Actualité publiée il y a 7 mois 1 semaine 3 jours
eLife
La découverte de cette  voie génétique déterminante sur le déclenchement de la puberté ainsi que sur ces différences de cerveau entre hommes et femmes apporte de nouvelles preuves d’effets génétiques directs sur les différences, selon le sexe, de développement neuronal

Alors que cette étude de l’Université de Columbia montre que le cerveau et la maturation sexuelle partagent une même voie génétique, elle apporte ce faisant de nouvelles preuves des différences entre les cerveaux des hommes et des femmes. La découverte de cette voie génétique déterminante sur le déclenchement de la puberté ainsi que sur ces différences de cerveau entre hommes et femmes, documentée dans la revue eLife, apporte ainsi de nouvelles preuves d’effets génétiques directs sur les différences, selon le sexe, de développement neuronal. C'est enfin une meilleure compréhension du câblage et du fonctionnement des cerveaux des hommes et des femmes qui nous est apportée avec ces travaux.

 

Précisément, il s’agit de la découverte d’un groupe de gènes qui induit des différences dans le développement du cerveau des vers ronds mâles et femelles et qui déclenche également l'initiation de la puberté. Cette voie génétique, menant à la maturation sexuelle, identifiée ici chez le ver rond C. elegans pourrait exercer la même fonction de différenciation sexuelle et cérébrale chez l'Homme.  

 

Comment les différences cérébrales sexuelles dans le cerveau sont génétiquement codées : Les scientifiques savent depuis longtemps que la puberté s’accompagne de modifications importantes du cerveau, caractérisées par l’activation de neurones produisant des signaux hormonaux. Mais ce qui fait que le cerveau commence à libérer les hormones qui déclenchent la puberté reste mal compris. L’équipe du Département des sciences biologiques du Howard Hughes Medical Institute montre qu'une voie de gènes régulateurs agit au sein de neurones spécifiques pour induire des différences anatomiques et fonctionnelles dans le cerveau des humains. Cette découverte réalisée chez le ver C. elegans, -dont la constitution génétique est similaire à celle de l'Homme- a très probablement son équivalent chez les humains : « De manière remarquable, nous constatons que chaque étape de cette voie est conservée entre les vers et les humains, ce qui suggère que nous avons peut-être découvert un processus général permettant d’expliquer et de comprendre comment les différences cérébrales sexuelles dans le cerveau sont génétiquement codées ».

 

Chez le ver, des mutations associées au cerveau :

  • chez le ver, une mutation dans un seul gène appelé Lin28 entraine une puberté précoce. 3 gènes supplémentaires sont associés à la maturation sexuelle prématurée dont le 4è, Lin29, s’avère être uniquement présent dans le cerveau masculin et exprimé dans les neurones centraux, établissant ainsi une différence objective de structure neurale entre hommes et femmes. Privé de Lin29, C. elegans mâle conserve une apparence masculine, mais se déplace et se comporte davantage comme une femelle.
  • Or, chez l’Homme, il y a une dizaine d’années, des chercheurs identifiaient un lien entre les mutations du gène Lin28 et la puberté précoce chez les adolescents et constataient, inversement, que la surexpression de Lin28 est également associée à un retard de la puberté.
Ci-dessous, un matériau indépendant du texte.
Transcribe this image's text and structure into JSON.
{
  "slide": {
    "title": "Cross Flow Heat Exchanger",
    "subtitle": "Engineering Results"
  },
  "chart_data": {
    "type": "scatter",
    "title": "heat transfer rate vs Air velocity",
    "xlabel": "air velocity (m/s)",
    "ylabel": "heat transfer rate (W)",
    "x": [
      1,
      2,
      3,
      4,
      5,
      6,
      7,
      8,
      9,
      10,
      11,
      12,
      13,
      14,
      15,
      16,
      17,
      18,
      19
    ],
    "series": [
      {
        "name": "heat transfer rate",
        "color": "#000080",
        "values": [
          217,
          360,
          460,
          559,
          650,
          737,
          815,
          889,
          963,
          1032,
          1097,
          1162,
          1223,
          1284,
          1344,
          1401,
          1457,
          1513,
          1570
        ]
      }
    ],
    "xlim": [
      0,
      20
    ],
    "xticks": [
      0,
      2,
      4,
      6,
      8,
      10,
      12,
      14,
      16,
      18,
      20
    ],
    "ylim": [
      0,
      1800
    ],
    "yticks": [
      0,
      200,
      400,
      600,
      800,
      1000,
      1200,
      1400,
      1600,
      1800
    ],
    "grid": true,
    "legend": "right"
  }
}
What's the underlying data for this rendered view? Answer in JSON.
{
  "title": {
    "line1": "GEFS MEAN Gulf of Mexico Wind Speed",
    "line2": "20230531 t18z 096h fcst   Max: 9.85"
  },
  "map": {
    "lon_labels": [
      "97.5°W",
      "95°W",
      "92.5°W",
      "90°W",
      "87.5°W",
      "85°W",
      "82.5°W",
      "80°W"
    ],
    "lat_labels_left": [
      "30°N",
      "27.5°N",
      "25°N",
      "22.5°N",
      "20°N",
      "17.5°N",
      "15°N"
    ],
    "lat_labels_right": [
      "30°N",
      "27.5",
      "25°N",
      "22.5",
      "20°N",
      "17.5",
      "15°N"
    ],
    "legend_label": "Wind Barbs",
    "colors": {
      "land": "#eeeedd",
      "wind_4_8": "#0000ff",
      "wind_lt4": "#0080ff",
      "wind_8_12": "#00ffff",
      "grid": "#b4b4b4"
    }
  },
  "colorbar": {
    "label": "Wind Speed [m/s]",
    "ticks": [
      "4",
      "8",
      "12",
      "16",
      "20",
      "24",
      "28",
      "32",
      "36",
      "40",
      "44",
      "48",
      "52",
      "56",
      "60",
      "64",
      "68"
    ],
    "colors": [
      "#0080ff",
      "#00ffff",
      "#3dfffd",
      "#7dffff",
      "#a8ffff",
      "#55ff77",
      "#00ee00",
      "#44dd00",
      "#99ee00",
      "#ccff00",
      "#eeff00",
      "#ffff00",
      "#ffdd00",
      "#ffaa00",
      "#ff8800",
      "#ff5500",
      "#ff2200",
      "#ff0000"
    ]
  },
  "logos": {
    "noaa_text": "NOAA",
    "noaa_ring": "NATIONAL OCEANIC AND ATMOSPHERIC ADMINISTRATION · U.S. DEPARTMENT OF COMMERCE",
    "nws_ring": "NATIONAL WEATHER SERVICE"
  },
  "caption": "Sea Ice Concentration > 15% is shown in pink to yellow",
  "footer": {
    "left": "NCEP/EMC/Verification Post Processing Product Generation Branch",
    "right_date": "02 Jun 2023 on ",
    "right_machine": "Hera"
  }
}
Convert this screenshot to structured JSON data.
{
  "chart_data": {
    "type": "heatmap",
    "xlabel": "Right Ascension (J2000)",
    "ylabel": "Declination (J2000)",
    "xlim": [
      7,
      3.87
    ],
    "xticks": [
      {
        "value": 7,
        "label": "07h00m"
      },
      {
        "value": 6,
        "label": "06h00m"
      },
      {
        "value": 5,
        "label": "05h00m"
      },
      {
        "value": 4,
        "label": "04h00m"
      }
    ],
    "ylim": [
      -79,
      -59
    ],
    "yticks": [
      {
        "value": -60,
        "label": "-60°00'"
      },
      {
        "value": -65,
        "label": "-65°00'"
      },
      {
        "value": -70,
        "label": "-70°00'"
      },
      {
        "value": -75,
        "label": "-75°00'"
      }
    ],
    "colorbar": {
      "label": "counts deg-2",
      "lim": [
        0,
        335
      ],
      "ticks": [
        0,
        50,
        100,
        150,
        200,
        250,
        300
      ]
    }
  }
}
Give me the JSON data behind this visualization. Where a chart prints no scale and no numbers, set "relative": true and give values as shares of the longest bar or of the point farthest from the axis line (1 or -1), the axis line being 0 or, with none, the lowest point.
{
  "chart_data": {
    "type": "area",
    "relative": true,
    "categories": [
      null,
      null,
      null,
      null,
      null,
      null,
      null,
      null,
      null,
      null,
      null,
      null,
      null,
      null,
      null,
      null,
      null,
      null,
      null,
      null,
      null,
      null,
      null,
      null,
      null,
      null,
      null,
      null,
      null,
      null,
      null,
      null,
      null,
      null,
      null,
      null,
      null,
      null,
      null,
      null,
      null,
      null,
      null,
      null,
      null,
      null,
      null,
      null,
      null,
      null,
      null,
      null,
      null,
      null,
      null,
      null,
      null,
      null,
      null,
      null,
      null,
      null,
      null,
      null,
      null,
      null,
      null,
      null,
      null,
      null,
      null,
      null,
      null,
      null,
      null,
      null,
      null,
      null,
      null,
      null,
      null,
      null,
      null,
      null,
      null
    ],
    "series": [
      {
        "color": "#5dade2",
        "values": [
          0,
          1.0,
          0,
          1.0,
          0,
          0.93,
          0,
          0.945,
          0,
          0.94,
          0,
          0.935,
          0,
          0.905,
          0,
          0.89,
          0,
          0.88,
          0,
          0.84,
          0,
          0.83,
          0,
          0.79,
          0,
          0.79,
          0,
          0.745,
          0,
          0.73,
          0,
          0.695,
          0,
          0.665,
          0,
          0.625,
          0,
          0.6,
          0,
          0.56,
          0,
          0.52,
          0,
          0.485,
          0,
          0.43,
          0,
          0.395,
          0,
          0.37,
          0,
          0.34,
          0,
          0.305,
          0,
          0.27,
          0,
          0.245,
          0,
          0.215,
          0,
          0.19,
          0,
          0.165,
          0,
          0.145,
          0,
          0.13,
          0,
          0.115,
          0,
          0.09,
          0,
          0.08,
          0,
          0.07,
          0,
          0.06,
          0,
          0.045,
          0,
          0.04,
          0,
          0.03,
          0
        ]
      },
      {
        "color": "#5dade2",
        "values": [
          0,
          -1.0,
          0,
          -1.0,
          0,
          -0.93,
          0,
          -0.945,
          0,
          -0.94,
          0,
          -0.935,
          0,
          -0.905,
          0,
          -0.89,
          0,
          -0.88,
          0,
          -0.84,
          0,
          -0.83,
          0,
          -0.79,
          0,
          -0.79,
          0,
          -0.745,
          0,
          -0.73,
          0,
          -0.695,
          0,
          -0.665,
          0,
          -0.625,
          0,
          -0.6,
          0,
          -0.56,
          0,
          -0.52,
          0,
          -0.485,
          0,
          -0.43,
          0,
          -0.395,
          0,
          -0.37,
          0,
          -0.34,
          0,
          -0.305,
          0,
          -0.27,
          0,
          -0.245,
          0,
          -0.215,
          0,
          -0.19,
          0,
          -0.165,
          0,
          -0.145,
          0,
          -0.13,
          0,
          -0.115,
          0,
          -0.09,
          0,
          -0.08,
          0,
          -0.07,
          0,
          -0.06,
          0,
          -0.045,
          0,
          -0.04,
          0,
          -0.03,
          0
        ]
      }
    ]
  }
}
Si vous regardez les animaux et les humains, il existe des différences physiques et comportementales considérables entre les hommes et les femmes, dont leur manière de se déplacer. Ici, nous montrons que les vers masculins déficients en Lin29 sont comme « féminisés ».

 

Il existe donc bien des gènes spécifiques contrôlant les différences entre les sexes dans le développement neuronal. Cela soulève la question de savoir si les différences de comportement entre hommes et femmes sont indissociables de notre cerveau?